TV Land’s ‘Retired at 35’ gets old quickly
"Hot in Cleveland’’ returns for season 2 tonight with Betty White in a prison cell playing harmonica and singing “Nobody Knows the Trouble I’ve Seen.’’ “Hey, Fresh Meat, pipe down,’’ her surly cellmate warns her and — OMTVG! — it’s Mary Tyler Moore. By the end of the bit, Moore has sampled Lou Grant’s famous line from the premiere of “The Mary Tyler Moore Show’’: “I hate spunk.’’
The scene, the only one featuring Moore, is a classic-TV nano-rush, as the two “Moore Show’’ alums create a brief moment. It’s the best thing TV Land’s popular old-school laugh-track sitcom “Hot in Cleveland,’’ at 10 p.m., has to offer: former sitcom giants Jane Leeves, Wendie Malick, Valerie Bertinelli, and White knocking a puck around, back on the vaudeville circuit.
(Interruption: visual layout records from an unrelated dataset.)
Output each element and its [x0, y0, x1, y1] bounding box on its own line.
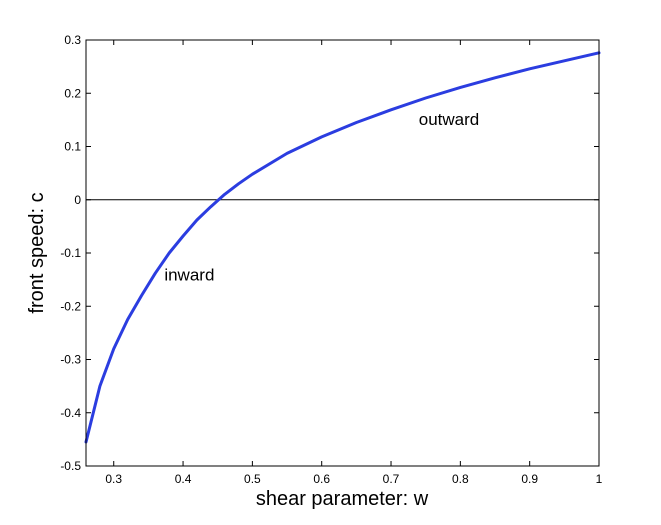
x-tick-label: 0.8	[452, 472, 469, 486]
y-tick-label: 0.1	[64, 140, 81, 154]
series-layer	[84, 51, 601, 444]
y-axis-label: front speed: c	[26, 192, 48, 313]
y-tick-label: -0.3	[60, 353, 81, 367]
y-tick-label: 0.3	[64, 33, 81, 47]
y-tick-label: 0	[74, 193, 81, 207]
y-tick-label: -0.5	[60, 459, 81, 473]
x-axis-label: shear parameter: w	[256, 488, 429, 510]
y-tick-label: -0.1	[60, 246, 81, 260]
plot-background	[86, 40, 599, 466]
tick-layer: 0.3 0.4 0.5 0.6 0.7 0.8 0.9 1 -0.5 -0.4 -0.3 -0.2 -0…	[60, 33, 602, 486]
x-tick-label: 0.7	[383, 472, 400, 486]
x-tick-label: 1	[596, 472, 603, 486]
series-line-0	[84, 51, 601, 444]
annotation-inward: inward	[164, 266, 214, 285]
x-tick-label: 0.5	[244, 472, 261, 486]
annotation-layer: outward inward	[164, 110, 479, 284]
y-tick-label: -0.4	[60, 406, 81, 420]
x-tick-label: 0.4	[175, 472, 192, 486]
x-tick-label: 0.3	[105, 472, 122, 486]
annotation-outward: outward	[419, 110, 479, 129]
y-tick-label: -0.2	[60, 299, 81, 313]
x-tick-label: 0.9	[521, 472, 538, 486]
y-tick-label: 0.2	[64, 86, 81, 100]
x-tick-label: 0.6	[313, 472, 330, 486]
Don’t ask me what “Retired at 35’’ has to offer. TV Land’s new companion sitcom for “Hot in Cleveland’’ is a piece of brash nonsense that, with jokes featuring older people talking about “Facialbook’’ and “texturizing,’’ seems like it was written to target people who died about 30 years ago. Worse, the show that “Retired at 35’’ most closely resembles is one of this season’s least welcome newcomers, CBS’s “$#*! My Dad Says.’’ “Retired,’’ which premieres tonight at 10:30, is “$#*! My Dad and Mom Say.’’
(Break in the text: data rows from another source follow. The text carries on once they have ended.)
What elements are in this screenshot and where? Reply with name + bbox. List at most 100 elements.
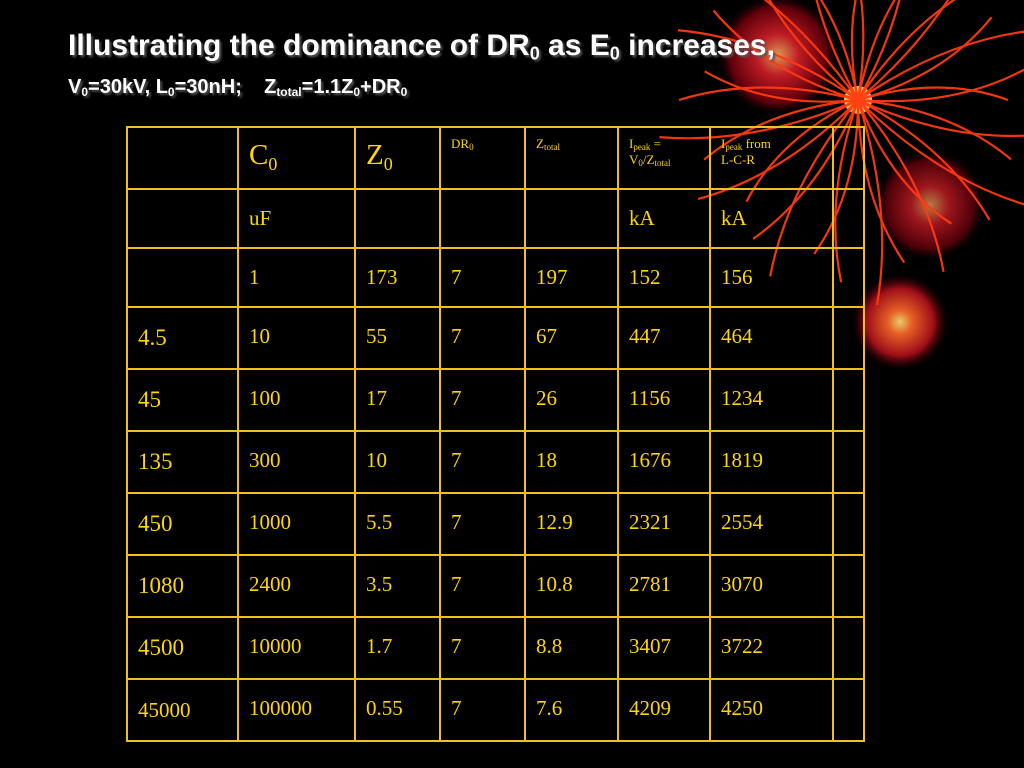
subtitle-subscript: 0	[400, 85, 408, 99]
firework-ray	[856, 99, 953, 225]
table-cell: kA	[709, 187, 834, 250]
header-text: I	[721, 136, 726, 151]
data-table: C0 Z0 DR0 Ztotal Ipeak = V0/Ztotal Ipeak…	[126, 126, 865, 743]
table-cell: 10.8	[524, 554, 619, 619]
table-cell: 2321	[617, 492, 711, 557]
header-subscript: peak	[725, 142, 743, 152]
table-cell	[832, 616, 865, 680]
firework-ray	[857, 0, 950, 101]
table-cell: 1000	[237, 492, 356, 557]
subtitle-subscript: 0	[353, 85, 361, 99]
header-c0: C0	[237, 126, 356, 190]
subtitle-subscript: 0	[81, 85, 89, 99]
units-row: uF kA kA	[126, 187, 865, 250]
subtitle-text: =30nH; Z	[174, 76, 277, 98]
firework-ray	[857, 99, 1024, 206]
table-cell: kA	[617, 187, 711, 250]
table-cell: 1676	[617, 430, 711, 495]
table-cell: 1080	[126, 554, 239, 619]
firework-ray	[856, 0, 865, 101]
table-row: 1 173 7 197 152 156	[126, 247, 865, 309]
header-text: =	[650, 136, 661, 151]
firework-ray	[857, 99, 991, 221]
table-cell: 1	[237, 247, 356, 309]
firework-ray	[815, 0, 859, 101]
header-subscript: 0	[383, 154, 393, 174]
table-cell	[832, 187, 865, 250]
table-cell: 18	[524, 430, 619, 495]
table-cell: 7.6	[524, 677, 619, 743]
table-cell: 10	[354, 430, 441, 495]
header-row: C0 Z0 DR0 Ztotal Ipeak = V0/Ztotal Ipeak…	[126, 126, 865, 190]
table-cell: 197	[524, 247, 619, 309]
subtitle-text: +DR	[360, 76, 401, 98]
table-cell	[832, 677, 865, 743]
table-cell: 0.55	[354, 677, 441, 743]
slide-subtitle: V0=30kV, L0=30nH; Ztotal=1.1Z0+DR0	[68, 74, 407, 100]
header-text: /Z	[642, 152, 655, 167]
table-cell: 4250	[709, 677, 834, 743]
table-cell	[832, 306, 865, 371]
subtitle-subscript: total	[276, 85, 302, 99]
firework-ray	[857, 0, 901, 101]
title-text: Illustrating the dominance of DR	[68, 29, 530, 62]
header-text: L-C-R	[721, 152, 755, 167]
table-cell: 3070	[709, 554, 834, 619]
title-text: increases,	[619, 29, 775, 62]
header-text: from	[742, 136, 771, 151]
firework-ray	[678, 86, 859, 102]
table-cell: 12.9	[524, 492, 619, 557]
header-z0: Z0	[354, 126, 441, 190]
header-subscript: 0	[268, 154, 278, 174]
table-cell	[126, 247, 239, 309]
table-cell: 173	[354, 247, 441, 309]
table-cell: 10000	[237, 616, 356, 680]
header-text: C	[249, 139, 269, 171]
subtitle-text: =1.1Z	[301, 76, 354, 98]
header-subscript: peak	[633, 142, 651, 152]
table-cell: 7	[439, 306, 526, 371]
header-ipeak: Ipeak = V0/Ztotal	[617, 126, 711, 190]
header-subscript: total	[543, 142, 560, 152]
table-cell: uF	[237, 187, 356, 250]
table-cell: 1156	[617, 368, 711, 433]
table-cell: 4.5	[126, 306, 239, 371]
table-cell	[832, 368, 865, 433]
firework-ray	[857, 0, 956, 101]
table-row: 1080 2400 3.5 7 10.8 2781 3070	[126, 554, 865, 619]
title-subscript: 0	[609, 43, 620, 64]
table-cell: 7	[439, 430, 526, 495]
firework-ray	[819, 0, 860, 101]
table-row: 450 1000 5.5 7 12.9 2321 2554	[126, 492, 865, 557]
table-cell: 1819	[709, 430, 834, 495]
header-text: V	[629, 152, 639, 167]
table-row: 4.5 10 55 7 67 447 464	[126, 306, 865, 371]
table-cell: 3407	[617, 616, 711, 680]
table-cell: 45	[126, 368, 239, 433]
table-cell: 100000	[237, 677, 356, 743]
firework-ray	[857, 16, 993, 102]
table-cell: 1.7	[354, 616, 441, 680]
header-subscript: total	[654, 158, 671, 168]
table-cell: 7	[439, 616, 526, 680]
table-cell: 4500	[126, 616, 239, 680]
table-cell	[832, 492, 865, 557]
slide-title: Illustrating the dominance of DR0 as E0 …	[68, 28, 775, 64]
header-dr0: DR0	[439, 126, 526, 190]
subtitle-text: =30kV, L	[88, 76, 168, 98]
table-cell: 5.5	[354, 492, 441, 557]
table-row: 135 300 10 7 18 1676 1819	[126, 430, 865, 495]
table-cell: 7	[439, 368, 526, 433]
table-cell: 447	[617, 306, 711, 371]
header-text: DR	[451, 136, 470, 151]
header-text: Z	[536, 136, 544, 151]
table-cell: 10	[237, 306, 356, 371]
title-subscript: 0	[529, 43, 540, 64]
table-cell	[832, 126, 865, 190]
header-ipeak-lcr: Ipeak from L-C-R	[709, 126, 834, 190]
table-cell: 7	[439, 554, 526, 619]
table-cell: 7	[439, 677, 526, 743]
subtitle-subscript: 0	[167, 85, 175, 99]
firework-ray	[857, 30, 1024, 101]
table-cell: 67	[524, 306, 619, 371]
George Segal is the dad, Alan, who lives with his wife, Elaine (Jessica Walter) in a Florida retirement community. They barely tolerate each other, bantering hostilely about their dead sex life and Elaine’s passion for painting naked men. When their son, David (Johnathan McClain), moves back home from New York, their marriage falls apart completely. They separate, although, since Walter is a series regular, their separation isn’t going to be decisive. When dad isn’t spouting the crazy to David, mom is.
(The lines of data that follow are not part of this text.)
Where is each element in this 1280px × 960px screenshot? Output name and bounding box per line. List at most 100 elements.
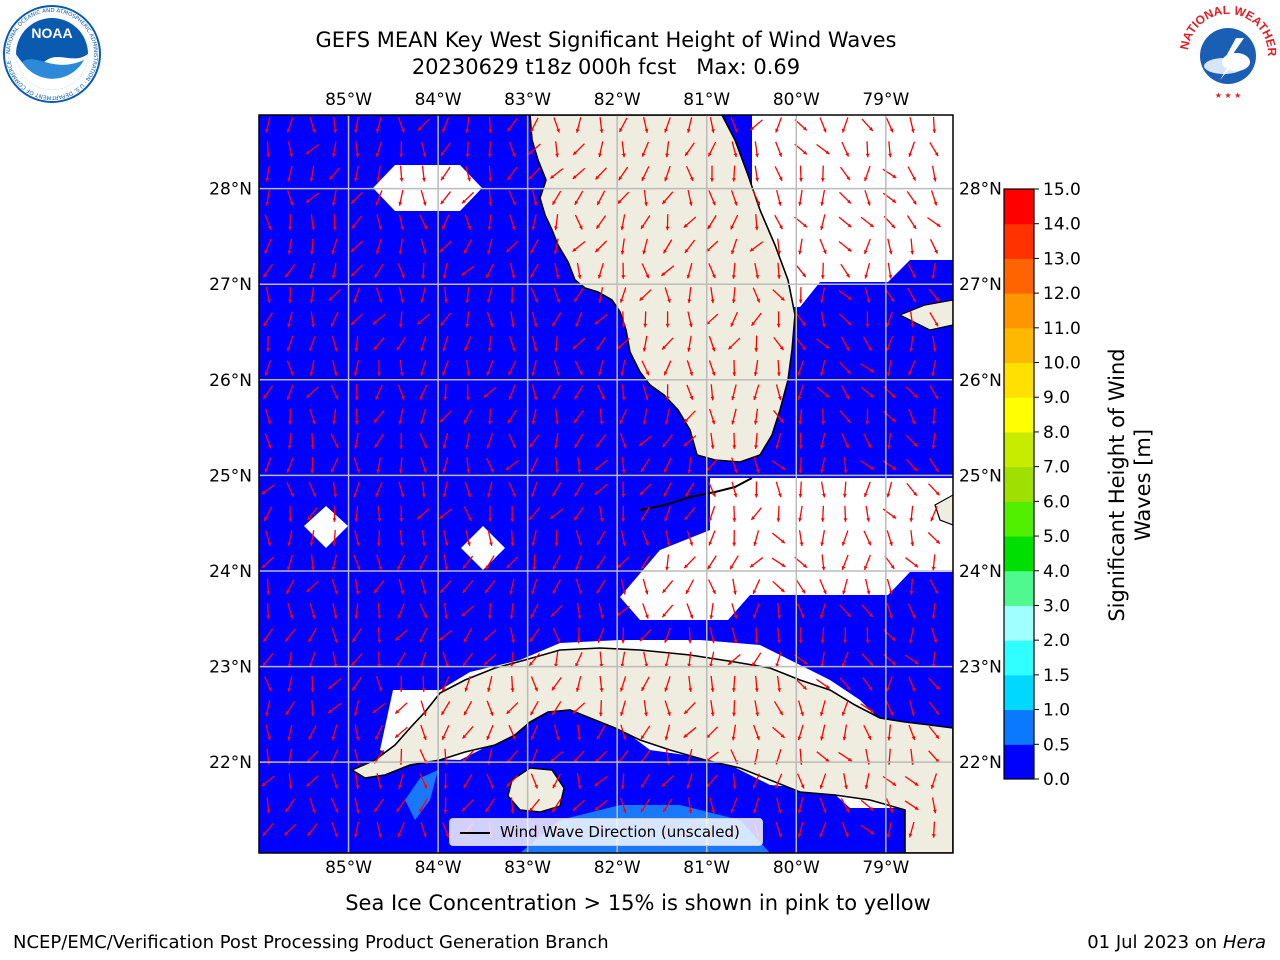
arrow-head xyxy=(751,516,755,520)
arrow-head xyxy=(507,419,512,424)
arrow-head xyxy=(419,565,424,570)
arrow-head xyxy=(733,493,738,498)
arrow-head xyxy=(866,201,871,206)
arrow-head xyxy=(620,687,624,692)
arrow-head xyxy=(841,565,846,570)
arrow-head xyxy=(667,711,671,716)
arrow-head xyxy=(531,590,535,595)
arrow-head xyxy=(310,469,315,474)
arrow-head xyxy=(841,128,846,133)
arrow-head xyxy=(822,249,827,254)
arrow-head xyxy=(641,224,645,229)
arrow-head xyxy=(311,614,316,619)
lon-tick-label-top: 84°W xyxy=(415,90,462,110)
arrow-head xyxy=(285,711,290,715)
arrow-head xyxy=(914,563,919,568)
arrow-head xyxy=(464,687,469,692)
arrow-head xyxy=(575,687,580,692)
lat-tick-label-left: 27°N xyxy=(209,275,252,295)
arrow-head xyxy=(421,688,426,692)
arrow-head xyxy=(487,226,492,231)
arrow-head xyxy=(597,638,602,643)
arrow-head xyxy=(733,614,738,619)
arrow-head xyxy=(486,444,491,449)
arrow-head xyxy=(931,615,936,619)
arrow-head xyxy=(909,591,914,595)
arrow-head xyxy=(822,128,827,133)
arrow-head xyxy=(375,250,380,255)
arrow-head xyxy=(892,466,897,470)
arrow-head xyxy=(866,299,871,303)
arrow-head xyxy=(935,491,940,496)
arrow-head xyxy=(914,660,919,665)
colorbar-tick-label: 8.0 xyxy=(1043,423,1070,443)
arrow-head xyxy=(311,809,316,813)
arrow-head xyxy=(665,226,670,231)
arrow-head xyxy=(310,445,315,449)
arrow-head xyxy=(914,782,919,786)
arrow-head xyxy=(710,299,715,303)
arrow-head xyxy=(287,250,292,255)
arrow-head xyxy=(355,590,360,595)
arrow-head xyxy=(267,541,272,546)
arrow-head xyxy=(870,709,875,713)
arrow-head xyxy=(395,734,399,738)
arrow-head xyxy=(598,371,602,376)
arrow-head xyxy=(892,514,897,519)
colorbar-swatch xyxy=(1004,189,1034,225)
arrow-head xyxy=(531,371,536,376)
arrow-head xyxy=(423,736,427,741)
arrow-head xyxy=(641,686,645,691)
arrow-head xyxy=(641,176,646,181)
arrow-head xyxy=(711,639,715,644)
arrow-head xyxy=(332,518,337,522)
arrow-head xyxy=(556,371,560,376)
arrow-head xyxy=(665,566,669,571)
arrow-head xyxy=(931,566,936,571)
arrow-head xyxy=(662,345,666,350)
arrow-head xyxy=(355,736,360,741)
arrow-head xyxy=(461,271,466,276)
arrow-head xyxy=(597,201,601,205)
lon-tick-label-top: 83°W xyxy=(504,90,551,110)
arrow-head xyxy=(645,274,649,279)
arrow-head xyxy=(706,467,711,472)
arrow-head xyxy=(285,637,289,642)
arrow-head xyxy=(463,662,467,666)
arrow-head xyxy=(664,420,669,425)
arrow-head xyxy=(285,273,289,278)
arrow-head xyxy=(599,129,604,133)
arrow-head xyxy=(488,177,493,182)
arrow-head xyxy=(887,736,892,741)
arrow-head xyxy=(662,200,667,204)
arrow-head xyxy=(267,420,272,425)
arrow-head xyxy=(439,636,444,641)
arrow-head xyxy=(422,153,427,158)
arrow-head xyxy=(864,250,868,254)
arrow-head xyxy=(485,565,490,570)
arrow-head xyxy=(622,590,627,595)
arrow-head xyxy=(781,466,786,470)
arrow-head xyxy=(307,516,312,521)
arrow-head xyxy=(778,493,782,498)
arrow-head xyxy=(886,833,891,838)
arrow-head xyxy=(552,711,556,715)
arrow-head xyxy=(798,299,803,304)
arrow-head xyxy=(820,444,824,449)
arrow-head xyxy=(439,418,444,423)
arrow-head xyxy=(641,516,645,521)
arrow-head xyxy=(556,638,561,643)
arrow-head xyxy=(485,589,489,593)
arrow-head xyxy=(732,518,737,522)
arrow-head xyxy=(378,833,382,838)
arrow-head xyxy=(731,299,736,304)
arrow-head xyxy=(664,736,669,741)
arrow-head xyxy=(399,372,404,376)
arrow-head xyxy=(465,445,469,449)
arrow-head xyxy=(755,153,759,158)
arrow-head xyxy=(261,782,266,787)
arrow-head xyxy=(846,176,850,181)
arrow-head xyxy=(486,273,490,278)
arrow-head xyxy=(417,515,422,520)
arrow-head xyxy=(689,371,693,376)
Now that David lives with his father, the two predictably become like a distorted married couple, with dad pushing son to make more bacon and son harping on dad about how unhealthy bacon is. Son gets out of shower to find dad using the toilet — like that. Meanwhile, David and his townie friend flirt with a local bartender, David gets involved with an older woman, and dad tries to date — three subplots that seem to intertwine in unfunny and potentially uncomfortable ways.
Most of the show’s nonstop one-liners are either about the sex lives of the elderly or the generation gap. Casey Wilson, who was on “Saturday Night Live,’’ adds a bit of promise to the premiere, as David’s much younger and jealous sister — “Unexpected Amy, that’s me!’’ she says bitterly. But Wilson is gone by episode 2, since she jumped to an ABC relationship sitcom due in April called “Happy Endings.’’ Indeed, that sounds like a lot more fun than this unhappy beginning.